Today, we discussed a case of likely endocarditis leading to mixed shock. This case illustrated nicely a presenting illness script for endocarditis (though endocarditis can present in a myriad of ways): A patient with little past medical history with subacute constitutional symptoms following a bacteremic stressor (dental procedure) found to have a loud systolic murmur on exam (suggestive of MR), a collection of signs suggestive of cardiogenic shock, and an echocardiogram with regurgitation and an associated abnormality on the mitral valve.

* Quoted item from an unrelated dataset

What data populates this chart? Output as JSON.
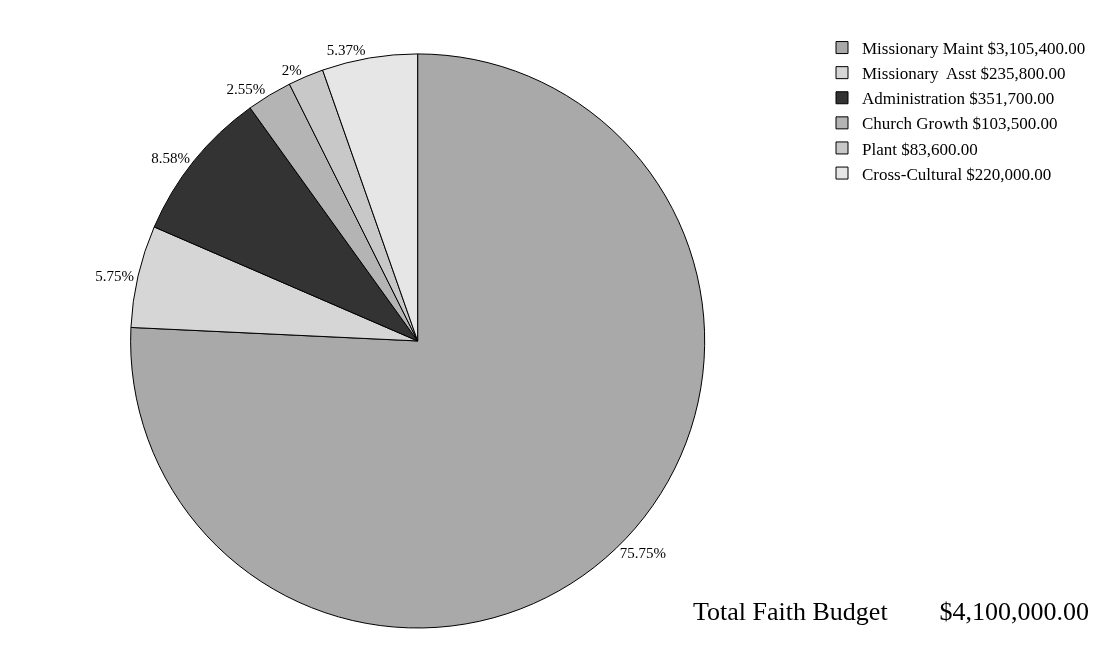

Several questions came up from this case:
1. What is the diagnostic utility of PICCO in undifferentiated shock? In general, there is a very good exposition of PICCO use in the blog, Life in the Fast Lane. See here. The evidence supporting use of PICCO is quite minimal. In general, it is thought to be useful in the setting of mixed shock when volume status and/or diagnosis is in question. In the right patient, you can get a lot of information from its internal calculations, and it just requires a femoral arterial line and a central venous line. I may be stretching appropriate usage of "just" here.

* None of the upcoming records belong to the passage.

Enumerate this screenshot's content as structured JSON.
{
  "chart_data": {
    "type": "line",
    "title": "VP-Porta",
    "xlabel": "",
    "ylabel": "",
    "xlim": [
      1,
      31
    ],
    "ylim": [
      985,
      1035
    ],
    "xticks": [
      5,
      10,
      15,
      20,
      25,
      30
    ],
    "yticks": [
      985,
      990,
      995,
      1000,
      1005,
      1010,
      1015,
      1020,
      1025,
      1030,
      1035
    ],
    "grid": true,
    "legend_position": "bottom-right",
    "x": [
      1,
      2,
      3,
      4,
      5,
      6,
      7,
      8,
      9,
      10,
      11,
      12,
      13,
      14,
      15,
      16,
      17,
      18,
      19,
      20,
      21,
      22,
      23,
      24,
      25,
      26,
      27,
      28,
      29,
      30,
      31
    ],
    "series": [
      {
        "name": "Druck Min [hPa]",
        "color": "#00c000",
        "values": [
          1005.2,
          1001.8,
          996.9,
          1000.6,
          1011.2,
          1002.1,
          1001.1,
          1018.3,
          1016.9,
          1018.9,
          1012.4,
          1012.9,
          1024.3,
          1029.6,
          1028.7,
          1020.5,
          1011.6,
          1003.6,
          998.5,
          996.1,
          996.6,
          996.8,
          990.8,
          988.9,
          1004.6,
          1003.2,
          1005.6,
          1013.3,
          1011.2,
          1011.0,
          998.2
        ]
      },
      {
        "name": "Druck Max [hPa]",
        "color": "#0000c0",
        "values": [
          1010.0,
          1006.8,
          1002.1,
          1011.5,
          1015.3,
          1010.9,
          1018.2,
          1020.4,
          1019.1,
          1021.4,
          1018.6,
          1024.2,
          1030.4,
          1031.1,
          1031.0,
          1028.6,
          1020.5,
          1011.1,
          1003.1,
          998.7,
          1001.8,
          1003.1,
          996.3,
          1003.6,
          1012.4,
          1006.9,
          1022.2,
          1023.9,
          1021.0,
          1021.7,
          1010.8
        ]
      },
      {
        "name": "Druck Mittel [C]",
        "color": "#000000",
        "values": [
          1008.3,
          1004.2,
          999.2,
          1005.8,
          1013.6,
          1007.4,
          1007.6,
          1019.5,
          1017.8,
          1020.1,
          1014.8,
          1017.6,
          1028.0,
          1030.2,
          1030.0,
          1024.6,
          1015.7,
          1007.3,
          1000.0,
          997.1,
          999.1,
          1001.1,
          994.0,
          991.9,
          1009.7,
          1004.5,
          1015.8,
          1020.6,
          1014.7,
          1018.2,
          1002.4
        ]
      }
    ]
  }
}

2. When is surgery indicated in infective endocarditis? There has only been one RCT to look at this question. In the trial, 76 patients with severe left-sided native-valve endocarditis were assigned to surgery within 48 hours or conventional therapy. Those with early surgery did way better (3% vs. 23% rate of combined end-point of death or embolic event), but this was mainly driven by fewer embolic events with surgery. Guidelines suggest the following indications for surgery for left-sided native-valve endocarditis: 1) Signs/Symptoms of new CHF (Class I), 2) Fungal or highly resistant organism (Class I), 3) Heart block, aortic abscess, or penetrating valve lesion (Class I), 4) Persistent bacteremia >7 days post-abx (Class I), 5) Persistent/enlarging vegetation or recurrent emboli despite abx (Class IIa), 6) Severe regurgitation and mobile vegetations >10mm (Class IIa), 7) Mobile vegetations >10mm and other relative indications for surgery (Class IIb).